On the facts you have provided, the critical point is that the vehicle in question was, and remains, Ultra Low Emission Zone compliant within the meaning of the Greater London Low Emission Zone Charging Order 2006 (as amended) and the subsequent Ultra Low Emission Zone Scheme made under section 295 and Schedule 23 to the Greater London Authority Act 1999. If TfL had no lawful entitlement to levy a penalty because the vehicle was exempt at the time of the alleged contravention, any Penalty Charge Notice purportedly issued in respect of it was a nullity. It follows that any payment made in respect of such a notice, whether voluntary or involuntary, is recoverable on grounds of restitution for unjust enrichment. The fact that your leasing company discharged the penalties without your consent, and without seeking a transfer of liability under the statutory scheme, does not extinguish the underlying unlawfulness.
The statutory framework provides, under paragraph 2 of Schedule 1 to the Road User Charging (Enforcement and Adjudication) (London) Regulations 2001, that where a Penalty Charge Notice is served on the registered keeper but the vehicle was, at the material time, hired or leased under a qualifying agreement, the keeper may transfer liability to the hirer by making formal representations within 28 days, supported by a statement of liability and a copy of the hire agreement. This provision is mirrored in TfL's own procedural guidance. In your case, the lease company failed to avail itself of that statutory mechanism, and instead made payment, thereby extinguishing their right of appeal. However, the absence of an appeal does not legitimise an unlawful demand ab initio. Where money is paid in consequence of an unlawful demand by a public authority, it may be recovered either by the payor or by the party who has suffered the loss, provided a sufficient nexus of authority exists between them.

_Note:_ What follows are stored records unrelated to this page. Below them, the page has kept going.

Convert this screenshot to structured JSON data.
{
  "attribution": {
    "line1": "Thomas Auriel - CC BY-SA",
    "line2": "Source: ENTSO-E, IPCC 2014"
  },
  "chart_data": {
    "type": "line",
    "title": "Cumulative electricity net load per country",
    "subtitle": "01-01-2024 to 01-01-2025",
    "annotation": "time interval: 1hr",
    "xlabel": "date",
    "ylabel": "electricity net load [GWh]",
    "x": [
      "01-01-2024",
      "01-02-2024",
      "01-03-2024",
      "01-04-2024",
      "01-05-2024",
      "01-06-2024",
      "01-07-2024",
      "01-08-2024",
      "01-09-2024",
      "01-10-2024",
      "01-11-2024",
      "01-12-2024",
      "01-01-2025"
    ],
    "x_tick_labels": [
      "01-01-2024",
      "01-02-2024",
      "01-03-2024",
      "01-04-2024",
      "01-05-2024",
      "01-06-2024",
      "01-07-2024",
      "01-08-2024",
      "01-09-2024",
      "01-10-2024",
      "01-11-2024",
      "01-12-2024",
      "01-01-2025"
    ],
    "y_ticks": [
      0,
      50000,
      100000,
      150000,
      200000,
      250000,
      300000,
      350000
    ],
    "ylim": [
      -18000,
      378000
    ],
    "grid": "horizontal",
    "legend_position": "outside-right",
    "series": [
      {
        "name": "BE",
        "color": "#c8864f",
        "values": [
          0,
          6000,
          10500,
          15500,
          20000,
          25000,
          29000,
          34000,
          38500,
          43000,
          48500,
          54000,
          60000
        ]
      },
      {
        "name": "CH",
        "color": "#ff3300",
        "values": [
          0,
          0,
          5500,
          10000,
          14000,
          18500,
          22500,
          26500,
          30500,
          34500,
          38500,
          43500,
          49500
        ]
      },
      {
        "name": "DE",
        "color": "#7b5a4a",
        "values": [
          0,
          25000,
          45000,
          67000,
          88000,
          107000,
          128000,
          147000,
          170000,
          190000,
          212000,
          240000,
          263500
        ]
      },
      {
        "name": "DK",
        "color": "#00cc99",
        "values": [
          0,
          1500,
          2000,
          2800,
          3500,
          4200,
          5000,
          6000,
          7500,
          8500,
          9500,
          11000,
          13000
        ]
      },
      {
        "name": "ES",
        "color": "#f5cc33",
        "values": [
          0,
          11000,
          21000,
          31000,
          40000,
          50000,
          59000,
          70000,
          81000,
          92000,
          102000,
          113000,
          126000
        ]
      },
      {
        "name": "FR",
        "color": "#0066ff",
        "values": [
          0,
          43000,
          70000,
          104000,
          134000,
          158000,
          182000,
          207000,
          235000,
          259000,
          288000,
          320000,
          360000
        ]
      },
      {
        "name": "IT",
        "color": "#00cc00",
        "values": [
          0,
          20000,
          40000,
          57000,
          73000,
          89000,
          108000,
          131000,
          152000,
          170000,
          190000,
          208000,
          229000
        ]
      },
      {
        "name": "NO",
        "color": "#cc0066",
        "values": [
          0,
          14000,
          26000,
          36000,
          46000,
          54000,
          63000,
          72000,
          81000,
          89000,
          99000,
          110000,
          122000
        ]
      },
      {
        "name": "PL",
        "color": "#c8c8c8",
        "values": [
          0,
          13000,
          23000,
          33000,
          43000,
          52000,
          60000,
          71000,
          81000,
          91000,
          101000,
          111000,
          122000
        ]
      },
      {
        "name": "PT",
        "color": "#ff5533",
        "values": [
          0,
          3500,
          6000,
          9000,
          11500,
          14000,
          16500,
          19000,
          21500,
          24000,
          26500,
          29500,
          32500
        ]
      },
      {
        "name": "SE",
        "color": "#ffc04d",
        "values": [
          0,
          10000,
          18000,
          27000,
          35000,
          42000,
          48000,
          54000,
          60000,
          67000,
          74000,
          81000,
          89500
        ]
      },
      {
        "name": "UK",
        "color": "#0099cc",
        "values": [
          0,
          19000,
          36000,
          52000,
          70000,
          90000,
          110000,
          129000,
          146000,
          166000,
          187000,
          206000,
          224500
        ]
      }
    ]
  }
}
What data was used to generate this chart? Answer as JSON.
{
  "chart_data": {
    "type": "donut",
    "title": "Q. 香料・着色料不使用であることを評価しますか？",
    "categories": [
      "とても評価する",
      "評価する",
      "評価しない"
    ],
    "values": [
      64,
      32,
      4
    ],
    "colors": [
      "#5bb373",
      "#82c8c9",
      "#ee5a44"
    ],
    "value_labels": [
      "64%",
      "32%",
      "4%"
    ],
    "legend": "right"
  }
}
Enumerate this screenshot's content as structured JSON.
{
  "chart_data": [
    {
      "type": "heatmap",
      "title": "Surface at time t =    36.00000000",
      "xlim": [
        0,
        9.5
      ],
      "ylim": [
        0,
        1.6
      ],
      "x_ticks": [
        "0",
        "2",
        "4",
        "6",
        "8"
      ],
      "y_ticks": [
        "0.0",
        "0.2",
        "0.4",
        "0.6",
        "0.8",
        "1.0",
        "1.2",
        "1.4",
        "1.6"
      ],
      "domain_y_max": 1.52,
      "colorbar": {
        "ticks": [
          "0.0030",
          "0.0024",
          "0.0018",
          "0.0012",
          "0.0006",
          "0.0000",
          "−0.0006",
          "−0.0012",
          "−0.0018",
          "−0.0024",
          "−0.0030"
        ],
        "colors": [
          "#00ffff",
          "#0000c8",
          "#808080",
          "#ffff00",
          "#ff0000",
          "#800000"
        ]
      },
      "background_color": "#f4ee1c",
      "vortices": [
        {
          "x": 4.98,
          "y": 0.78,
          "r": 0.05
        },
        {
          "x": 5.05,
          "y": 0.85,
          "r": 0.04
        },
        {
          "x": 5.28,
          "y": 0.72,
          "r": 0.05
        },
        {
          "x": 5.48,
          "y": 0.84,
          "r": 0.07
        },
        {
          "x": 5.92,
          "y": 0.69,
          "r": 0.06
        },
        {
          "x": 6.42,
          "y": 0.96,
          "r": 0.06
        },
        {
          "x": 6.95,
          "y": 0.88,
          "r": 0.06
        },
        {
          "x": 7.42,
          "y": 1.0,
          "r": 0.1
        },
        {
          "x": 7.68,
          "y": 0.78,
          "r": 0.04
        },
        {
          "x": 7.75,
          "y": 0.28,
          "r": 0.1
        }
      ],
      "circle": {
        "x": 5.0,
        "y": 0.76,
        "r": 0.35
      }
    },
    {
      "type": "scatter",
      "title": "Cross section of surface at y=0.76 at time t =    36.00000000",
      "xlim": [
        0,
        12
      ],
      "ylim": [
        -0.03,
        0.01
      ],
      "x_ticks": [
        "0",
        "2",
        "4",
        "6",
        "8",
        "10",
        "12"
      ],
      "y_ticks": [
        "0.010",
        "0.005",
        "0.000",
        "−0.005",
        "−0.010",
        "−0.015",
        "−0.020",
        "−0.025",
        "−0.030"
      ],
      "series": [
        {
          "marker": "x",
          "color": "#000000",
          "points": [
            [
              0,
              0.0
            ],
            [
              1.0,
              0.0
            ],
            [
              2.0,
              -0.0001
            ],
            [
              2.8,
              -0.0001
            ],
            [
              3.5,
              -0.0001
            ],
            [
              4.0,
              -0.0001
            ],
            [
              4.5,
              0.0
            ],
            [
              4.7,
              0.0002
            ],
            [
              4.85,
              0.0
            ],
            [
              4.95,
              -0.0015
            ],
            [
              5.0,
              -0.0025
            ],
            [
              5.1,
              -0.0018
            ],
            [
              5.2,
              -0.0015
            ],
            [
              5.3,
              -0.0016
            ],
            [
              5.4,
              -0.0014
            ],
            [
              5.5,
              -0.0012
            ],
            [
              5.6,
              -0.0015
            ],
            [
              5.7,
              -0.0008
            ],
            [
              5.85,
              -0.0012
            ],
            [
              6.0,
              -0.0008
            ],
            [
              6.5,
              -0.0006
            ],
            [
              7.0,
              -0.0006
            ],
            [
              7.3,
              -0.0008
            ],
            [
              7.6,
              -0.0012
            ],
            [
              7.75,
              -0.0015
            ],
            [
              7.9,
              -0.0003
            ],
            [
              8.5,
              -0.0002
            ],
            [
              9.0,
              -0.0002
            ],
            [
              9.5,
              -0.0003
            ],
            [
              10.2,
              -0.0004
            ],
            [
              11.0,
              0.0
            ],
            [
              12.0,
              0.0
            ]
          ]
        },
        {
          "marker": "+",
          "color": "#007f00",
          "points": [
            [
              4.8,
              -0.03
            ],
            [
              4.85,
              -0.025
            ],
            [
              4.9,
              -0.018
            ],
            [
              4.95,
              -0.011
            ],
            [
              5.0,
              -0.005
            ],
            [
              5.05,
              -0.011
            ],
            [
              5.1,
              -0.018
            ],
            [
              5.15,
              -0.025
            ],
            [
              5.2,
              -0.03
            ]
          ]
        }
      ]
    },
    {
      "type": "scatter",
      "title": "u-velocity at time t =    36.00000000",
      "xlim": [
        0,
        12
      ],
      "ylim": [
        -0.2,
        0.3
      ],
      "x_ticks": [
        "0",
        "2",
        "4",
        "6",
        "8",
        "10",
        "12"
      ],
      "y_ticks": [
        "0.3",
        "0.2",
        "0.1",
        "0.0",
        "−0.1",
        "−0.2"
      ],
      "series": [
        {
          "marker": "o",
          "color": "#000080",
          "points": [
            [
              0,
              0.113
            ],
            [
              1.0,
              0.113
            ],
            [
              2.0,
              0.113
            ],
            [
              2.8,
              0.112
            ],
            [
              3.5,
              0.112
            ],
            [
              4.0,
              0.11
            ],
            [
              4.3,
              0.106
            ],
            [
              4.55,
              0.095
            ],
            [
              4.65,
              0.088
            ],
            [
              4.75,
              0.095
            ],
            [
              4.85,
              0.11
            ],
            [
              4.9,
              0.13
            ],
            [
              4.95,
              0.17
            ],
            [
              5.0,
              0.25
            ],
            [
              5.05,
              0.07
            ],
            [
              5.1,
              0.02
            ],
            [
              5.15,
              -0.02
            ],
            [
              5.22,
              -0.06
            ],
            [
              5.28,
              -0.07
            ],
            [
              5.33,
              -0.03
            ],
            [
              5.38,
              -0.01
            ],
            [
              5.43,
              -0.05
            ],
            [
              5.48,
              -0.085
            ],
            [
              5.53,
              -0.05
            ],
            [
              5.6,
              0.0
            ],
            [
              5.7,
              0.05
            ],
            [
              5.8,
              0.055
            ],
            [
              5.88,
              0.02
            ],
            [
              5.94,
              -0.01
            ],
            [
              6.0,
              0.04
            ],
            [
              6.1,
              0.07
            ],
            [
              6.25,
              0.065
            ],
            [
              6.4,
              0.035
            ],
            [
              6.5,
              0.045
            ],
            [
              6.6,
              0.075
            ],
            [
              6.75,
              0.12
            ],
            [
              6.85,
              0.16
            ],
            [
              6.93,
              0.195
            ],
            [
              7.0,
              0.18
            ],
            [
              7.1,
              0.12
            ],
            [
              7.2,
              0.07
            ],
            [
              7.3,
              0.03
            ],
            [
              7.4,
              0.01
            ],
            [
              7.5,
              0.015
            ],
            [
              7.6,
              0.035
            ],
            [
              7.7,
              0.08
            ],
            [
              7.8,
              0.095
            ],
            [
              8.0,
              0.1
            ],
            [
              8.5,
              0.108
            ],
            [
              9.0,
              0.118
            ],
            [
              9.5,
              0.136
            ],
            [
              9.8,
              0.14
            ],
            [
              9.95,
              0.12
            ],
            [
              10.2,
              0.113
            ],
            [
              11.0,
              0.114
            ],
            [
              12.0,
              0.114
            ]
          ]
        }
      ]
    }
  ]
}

The cause of action against TfL lies in restitution for money had and received, arising from an ultra vires demand. The cause of action against the lease company, if pursued, would be framed in breach of bailment and/or breach of contract, on the basis that they paid sums for which you were not liable and then sought to recover those sums from you without lawful basis. If the lease agreement contains terms that purport to authorise the lease company to pay and recharge all penalties without discretion, those terms may still be subject to the implied duty to act rationally and in good faith, and not to recover sums arising from an unlawful charge. Both parties could therefore be joined as defendants: TfL as the primary wrongdoer in making the unlawful demand, and the lease company as a secondary wrongdoer in discharging and recharging an unlawful sum to your account.
If you elect to pursue TfL alone, the letter of claim would be addressed solely to them. If you join the leasing company, it would be copied and marked as notice of intended proceedings in which they would be named as a joint defendant.
The form of words for such a letter might be as follows:
[Your address]
[Date]
Transport for London
Road User Charging Correspondence
PO Box 343
Darlington DL1 9QD
Dear Sirs
Re: Unlawful Demand and Payment – Ultra Low Emission Zone Penalty Charge Notice No. [reference]
I write in accordance with the Pre-Action Protocol for Debt Claims and the Practice Direction – Pre-Action Conduct. I am the hirer of vehicle registration mark [VRM] under a lease agreement with [Lease Company]. At all material times, this vehicle met the emissions criteria for exemption from the Ultra Low Emission Zone charge, as confirmed by your own vehicle compliance database.
On [date], you issued a Penalty Charge Notice alleging non-compliance with the ULEZ Scheme. This penalty was paid by my leasing company without my consent and without transferring liability to me under paragraph 2 of Schedule 1 to the Road User Charging (Enforcement and Adjudication) (London) Regulations 2001. You were not entitled in law to issue or enforce the said Penalty Charge Notice, as the vehicle was compliant at all material times.
Your demand for payment was ultra vires and constitutes an unlawful act for which you are strictly liable to make restitution. The sum of £[amount] was paid in consequence of your unlawful demand. I require repayment of that sum within 14 days of the date of this letter.
If the sum is not repaid within that period, I will issue proceedings in the County Court without further notice, claiming restitution for money had and received, interest pursuant to section 69 of the County Courts Act 1984, and my legal costs.
If the leasing company is to be named as a joint defendant:
For the avoidance of doubt, this letter is also copied to [Lease Company] as proposed joint defendant, on the basis that they have wrongfully paid the said unlawful penalties and sought to recharge me for them, contrary to the implied duty to act in good faith and the law of bailment. Should repayment not be forthcoming, proceedings will be issued against both parties, jointly and severally, without further notice.
Yours faithfully
[Name]
The next step is to obtain from TfL a formal written confirmation of the vehicle's compliance status and the date from which the personalised registration was recognised as compliant in their database. That will form the central evidential plank of your claim, as it will demonstrate that no contravention ever occurred. Once that is secured, the claim should be advanced promptly to avoid any limitation or procedural defence.